Con le lacrime agli occhi abbiamo festeggiato questa bellissima dichiarazione. Avrei voluto avere il merito di avergli insegnato tutto questo ma in realtà il merito è della sua insegnante cristiana che si è preso cura di lui tutti i giorni. Dopo averlo messo a letto, mio marito ed io ci siamo seduti sul divano e ci sentivamo leggermente colpevoli. Un ragazzino di cinque anni aveva condiviso il Vangelo in modo estremamente efficace, più di quanto potessimo farlo noi, credenti da tanti anni. Egli non si era fermato a scegliere le parole o a temere quello che gli altri potessero pensare. Mio nipote ci ha fatto semplicemente sapere chi era Gesù e cosa aveva fatto.

A volte penso che rendiamo l’evangelizzazione più difficile di quello che è. Non ho problemi a prendere in mano il mio telefono, a filmare le buffonate di mio nipote e condividere quello che amo su di lui con chiunque abbia voglia di ascoltare.

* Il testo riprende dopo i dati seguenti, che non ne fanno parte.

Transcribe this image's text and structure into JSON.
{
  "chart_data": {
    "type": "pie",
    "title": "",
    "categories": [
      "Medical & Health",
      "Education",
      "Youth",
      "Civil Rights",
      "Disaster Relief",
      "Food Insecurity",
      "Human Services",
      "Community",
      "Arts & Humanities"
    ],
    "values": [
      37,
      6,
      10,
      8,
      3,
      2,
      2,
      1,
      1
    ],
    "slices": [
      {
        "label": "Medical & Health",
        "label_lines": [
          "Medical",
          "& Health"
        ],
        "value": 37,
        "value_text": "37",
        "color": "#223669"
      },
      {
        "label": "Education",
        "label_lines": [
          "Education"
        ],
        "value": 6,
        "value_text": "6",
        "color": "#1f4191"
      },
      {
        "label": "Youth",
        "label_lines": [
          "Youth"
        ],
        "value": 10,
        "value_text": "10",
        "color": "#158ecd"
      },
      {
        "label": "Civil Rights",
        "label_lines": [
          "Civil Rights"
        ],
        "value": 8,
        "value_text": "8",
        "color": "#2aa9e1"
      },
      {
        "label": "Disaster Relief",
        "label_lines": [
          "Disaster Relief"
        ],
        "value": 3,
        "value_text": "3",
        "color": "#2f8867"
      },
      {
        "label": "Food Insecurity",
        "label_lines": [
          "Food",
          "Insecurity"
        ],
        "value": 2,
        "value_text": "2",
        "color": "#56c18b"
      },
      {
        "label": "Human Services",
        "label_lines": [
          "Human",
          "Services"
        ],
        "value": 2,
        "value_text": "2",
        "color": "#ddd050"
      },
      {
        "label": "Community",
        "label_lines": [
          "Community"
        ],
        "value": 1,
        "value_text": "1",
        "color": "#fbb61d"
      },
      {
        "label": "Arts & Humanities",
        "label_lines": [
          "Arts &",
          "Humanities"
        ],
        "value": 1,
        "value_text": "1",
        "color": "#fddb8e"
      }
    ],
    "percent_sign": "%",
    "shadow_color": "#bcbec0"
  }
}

Tuttavia, trovo difficoltà nel trovare la stessa libertà nel condividere la mia fede.

Voglio vivere in modo meraviglioso e arrendendomi a Gesù ogni giorno, lasciando un’eredità spirituale importante. Non voglio guardarmi indietro con rammarico e senza aver condiviso quello che avevo nel cuore. Il mio cuore appartiene a Cristo e il mio Salvatore ha sconfitto la morte per salvarmi.

Altre volte penso che io non sia la persona corretta per poter condividere il Vangelo. Potrei dire la cosa sbagliata o non avere tutte le risposte giuste riguardo alla Bibbia. Non sono una predicatrice né una teologa. Perché Dio mi avrebbe scelta come Sua testimone?

Quando ho aperto la mia Bibbia stamattina e ho letto Giovanni 20, Dio ha parlato al mio cuore facendomi vedere come Dio usa persone come me per andare e raccontare il Suo vangelo. Siamo chiamate a condividere quello che abbiamo visto e che abbiamo sentito. Gesù, risorto dai morti, dopo la Sua resurrezione, avrebbe potuto manifestarsi agli esperti della legge nel Tempio ma non lo fece. Dio scelse di rivelare il più grande miracolo della storia ad una donna il cui cuore era consumato dall’amore per Cristo. Gesù l’aveva vista preda del nemico e l’aveva riscattata dalla schiavitù spirituale (Luca 8:2). Adesso, anche se Maria Maddalena pensava che il Suo Salvatore fosse morto sulla croce, Lo stava ancora cercando. Andò alla tomba con un cuore preparato a servire anche se tutti glia altri intorno a lei erano fuggiti per la paura. Il suo amore per Cristo le diede il coraggio di fare quello di cui aveva bisogno.

Perché Gesù scelse Maria Maddalena come Sua prima testimone? Dio aveva visto la disposizione del suo cuore disposto. La stessa donna che stette davanti ad una tomba vuota in lacrime adesso avrebbe saltato di gioia mentre correva a dire agli altri discepoli: “Io ho visto il Signore!”

Amica mia, quando sei disposta a servire Gesù, Egli ti usa. Vai e diffondi la Buona Notizia a tutti coloro che vorranno ascoltarla.